Laurence Perrigualt (Université de Nantes ; PRCE), « La poésie de l’avenir » : Grand bal du printemps, Charmes de Londres, d’Izis et Prévert

Le photographe Izis arrive en France en 1930 pour fuir les persécutions antisémites de sa Lituanie natale. Lorsque les nazis viennent occuper Paris, en 1940, Izis part se réfugier dans le Limousin, où il parvient à échapper aux rafles. À la Libération, Izis, qui a perdu une partie de sa famille, décimée par les nazis, rencontre les principaux acteurs du mouvement surréaliste et publie à la Guilde du livre le très poétique Paris des rêves, auquel participe notamment André Breton. Le mouvement surréaliste représente d’emblée pour Izis le temps d’avant la guerre, celui de la révolte, de la fête et de l’enfance. L’après-guerre, pour Izis, c’est toujours la guerre : elle ne passe pas – d’où son désir de faire renaître un temps où tout semblait encore avoir du sens.

C’est cette quête qui va inciter Izis à repenser sa manière de photographier et à enquêter sur la photographie développée dans les années trente, notamment par Brassaï et Kertesz. La rencontre avec Prévert va l’aider à exploiter certains motifs surréalistes dans les trois livres qu’ils réaliseront ensemble : Grand bal du printemps (1951), Charmes de Londres (1952), Le Cirque d’Izis (1965). L’interactivité imaginée dans ces livres entre la poésie et la photographie est alors véritablement novatrice : s’il était déjà arrivé qu’un poète et un photographe participent ensemble à la création d’un livre, ils ne faisaient que rarement dialoguer leur pratique, l’écriture se contentant le plus souvent de justifier la publication d’un ensemble de photographies. Ce n’est plus le cas dans les collaborations Prévert / Izis, qui réfléchissent ensemble à la manière de nouer une relation intime entre le texte et l’image – relation qui fut saluée par Charlie Chaplin au début des années cinquante : « La combinaison photographie / poème crée une émotion au-delà de toute parole ; il me paraît que c’est dans ce style que repose la poésie de l’avenir, la photographie faisant le contrepoint des poèmes et quelque chose de plus. »

Andrea Oberhuber (Université de Montréal ; professeure), « Les anagrammes-dessins consignés au sein du livre : Hexentexte et Oracles et spectacles d’Unica Zürn »

« La recherche d’anagrammes est parmi ses occupations celle où elle apporte le plus de passion », note la narratrice de L’Homme-Jasmin, récit rétrospectif à la troisième personne.
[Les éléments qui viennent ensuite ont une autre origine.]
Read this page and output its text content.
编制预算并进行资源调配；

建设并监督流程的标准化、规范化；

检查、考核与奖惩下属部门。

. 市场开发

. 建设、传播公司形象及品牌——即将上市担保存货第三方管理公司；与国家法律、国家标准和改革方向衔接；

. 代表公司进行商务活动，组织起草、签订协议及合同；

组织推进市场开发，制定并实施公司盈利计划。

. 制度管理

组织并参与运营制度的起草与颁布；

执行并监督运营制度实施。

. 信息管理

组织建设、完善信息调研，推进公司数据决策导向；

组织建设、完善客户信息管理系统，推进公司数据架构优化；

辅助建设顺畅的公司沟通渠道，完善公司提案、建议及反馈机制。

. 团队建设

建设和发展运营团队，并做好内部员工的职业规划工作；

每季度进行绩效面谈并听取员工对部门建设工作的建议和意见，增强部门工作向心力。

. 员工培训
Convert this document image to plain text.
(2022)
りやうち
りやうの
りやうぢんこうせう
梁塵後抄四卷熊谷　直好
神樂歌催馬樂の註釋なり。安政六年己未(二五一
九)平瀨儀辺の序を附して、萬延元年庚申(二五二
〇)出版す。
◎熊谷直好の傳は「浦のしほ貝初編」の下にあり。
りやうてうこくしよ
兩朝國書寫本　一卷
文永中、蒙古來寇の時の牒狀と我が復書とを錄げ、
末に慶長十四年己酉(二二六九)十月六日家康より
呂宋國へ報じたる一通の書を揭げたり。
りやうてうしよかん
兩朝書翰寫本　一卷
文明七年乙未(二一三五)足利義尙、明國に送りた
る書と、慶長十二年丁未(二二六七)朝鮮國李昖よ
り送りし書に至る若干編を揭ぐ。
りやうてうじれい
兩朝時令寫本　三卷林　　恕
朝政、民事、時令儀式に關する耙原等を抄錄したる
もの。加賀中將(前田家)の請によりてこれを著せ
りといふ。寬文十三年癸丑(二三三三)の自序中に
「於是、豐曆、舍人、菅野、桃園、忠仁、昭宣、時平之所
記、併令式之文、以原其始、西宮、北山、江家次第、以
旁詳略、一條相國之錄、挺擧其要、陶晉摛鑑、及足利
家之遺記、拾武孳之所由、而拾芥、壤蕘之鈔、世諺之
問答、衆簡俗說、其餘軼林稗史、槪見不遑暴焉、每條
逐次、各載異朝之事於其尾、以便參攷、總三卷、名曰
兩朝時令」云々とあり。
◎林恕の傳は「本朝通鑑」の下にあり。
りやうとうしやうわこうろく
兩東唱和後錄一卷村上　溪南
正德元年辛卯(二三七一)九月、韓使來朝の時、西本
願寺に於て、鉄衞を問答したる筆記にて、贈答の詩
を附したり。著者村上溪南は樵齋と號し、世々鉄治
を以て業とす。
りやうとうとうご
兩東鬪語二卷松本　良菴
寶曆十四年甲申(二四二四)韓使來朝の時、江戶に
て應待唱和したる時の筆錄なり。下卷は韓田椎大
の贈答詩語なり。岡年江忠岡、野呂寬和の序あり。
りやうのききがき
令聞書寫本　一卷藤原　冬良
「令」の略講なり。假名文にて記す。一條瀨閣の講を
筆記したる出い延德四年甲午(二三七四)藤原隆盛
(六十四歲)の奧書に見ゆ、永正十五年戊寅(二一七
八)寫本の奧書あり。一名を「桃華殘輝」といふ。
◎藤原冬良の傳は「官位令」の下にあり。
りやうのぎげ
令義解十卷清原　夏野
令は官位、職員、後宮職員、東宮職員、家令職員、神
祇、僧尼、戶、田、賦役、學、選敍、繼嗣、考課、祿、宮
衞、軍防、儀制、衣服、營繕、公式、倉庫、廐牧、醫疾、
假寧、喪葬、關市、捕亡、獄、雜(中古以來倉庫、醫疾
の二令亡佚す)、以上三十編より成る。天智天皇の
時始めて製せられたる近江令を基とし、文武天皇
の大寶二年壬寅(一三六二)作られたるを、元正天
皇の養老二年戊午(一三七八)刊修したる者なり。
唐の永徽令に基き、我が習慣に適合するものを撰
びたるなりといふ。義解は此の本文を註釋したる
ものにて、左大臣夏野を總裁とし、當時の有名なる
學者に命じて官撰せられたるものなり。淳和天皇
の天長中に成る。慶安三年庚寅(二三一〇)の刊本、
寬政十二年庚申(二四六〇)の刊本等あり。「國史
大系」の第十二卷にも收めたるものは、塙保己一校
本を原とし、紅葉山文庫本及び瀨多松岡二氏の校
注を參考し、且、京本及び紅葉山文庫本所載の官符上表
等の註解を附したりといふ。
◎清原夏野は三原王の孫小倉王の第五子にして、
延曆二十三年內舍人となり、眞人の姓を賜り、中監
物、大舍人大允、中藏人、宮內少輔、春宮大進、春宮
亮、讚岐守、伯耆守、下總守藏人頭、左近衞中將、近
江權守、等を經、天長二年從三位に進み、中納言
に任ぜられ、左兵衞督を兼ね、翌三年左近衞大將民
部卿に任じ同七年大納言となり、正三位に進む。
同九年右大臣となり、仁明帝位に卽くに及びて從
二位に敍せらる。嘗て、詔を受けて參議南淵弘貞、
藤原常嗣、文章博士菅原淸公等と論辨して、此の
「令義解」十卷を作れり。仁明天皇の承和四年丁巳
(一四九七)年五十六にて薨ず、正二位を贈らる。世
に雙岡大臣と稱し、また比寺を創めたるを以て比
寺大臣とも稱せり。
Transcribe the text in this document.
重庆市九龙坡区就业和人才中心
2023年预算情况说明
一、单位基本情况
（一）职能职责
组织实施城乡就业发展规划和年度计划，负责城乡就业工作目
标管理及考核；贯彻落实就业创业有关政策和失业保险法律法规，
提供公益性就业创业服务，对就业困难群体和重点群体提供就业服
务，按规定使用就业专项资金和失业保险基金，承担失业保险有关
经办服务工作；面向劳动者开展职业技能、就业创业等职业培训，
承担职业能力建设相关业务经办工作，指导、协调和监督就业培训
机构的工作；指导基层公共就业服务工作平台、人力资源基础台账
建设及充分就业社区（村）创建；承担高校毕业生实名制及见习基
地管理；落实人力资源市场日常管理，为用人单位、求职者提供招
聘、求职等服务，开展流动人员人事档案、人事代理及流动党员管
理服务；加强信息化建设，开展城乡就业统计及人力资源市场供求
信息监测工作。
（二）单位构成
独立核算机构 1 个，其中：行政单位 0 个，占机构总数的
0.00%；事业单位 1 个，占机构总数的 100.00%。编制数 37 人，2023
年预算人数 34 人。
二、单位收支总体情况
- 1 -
L’écriture et le dessin sont les deux moyens d’expression privilégiés par l’auteure-artiste allemande, notamment à partir de son émigration à Paris en 1953 qui inaugure une période faste (quoique perturbée et perturbante) de collaboration entre Unica Zürn et l’artiste plasticien Hans Bellmer. L’investissement de formes textuelles et picturales diverses souscrit durant les années parisiennes à l’esthétique d’un « surréalisme affolant » (M. Delvaux), friand d’états limites et de convulsion. Écrire et dessiner sous l’influence des valeurs surréalistes permettent à Zürn de donner forme à ses rêves et hallucinations, à ses fantasmes et visions angoissantes : grâce au dessin « automatique » et à la conception  de cahiers, d’albums, de partitions peintes et, surtout, de livres surréalistes, l’auteure-artiste consigne au sein d’une même œuvre, sur la surface de la même page voire de la double page, son rapport obsessionnel aux lettres de l’alphabet et au trait de la plume trempée dans l’encre noire ou rouge.

Si la recherche a fréquemment expliqué le travail de Zürn comme une réponse à la quête effrénée d’un corps parfaitement anagrammatique par Bellmer, je me propose de montrer que la création de livres hybrides, comme dans le cas de Hexentexte (1954) et d’Oracles et spectacles (1967), est l’occasion de prolonger voire de perfectionner les expériences de son Pygmalion et fidèle collaborateur. Dans les deux œuvres, Unica Zürn fait preuve d’androgynie créatrice en configurant l’espace du livre de manière double, entre le texte et l’image, tout en accueillant la parole d’autres collaborateurs, de Bellmer dans les deux cas, de l’éditeur Georges Visat et de Patrick Waldberg dans celui d’Oracles et spectacles. Il s’agira de s’intéresser à la conception du dispositif texte/image des exemples à l’étude, ainsi qu’à la démarche collaborative et au dialogue entre les différentes voix qui président à la création de véritables livres-objets chers à l’esthétique avant-gardiste.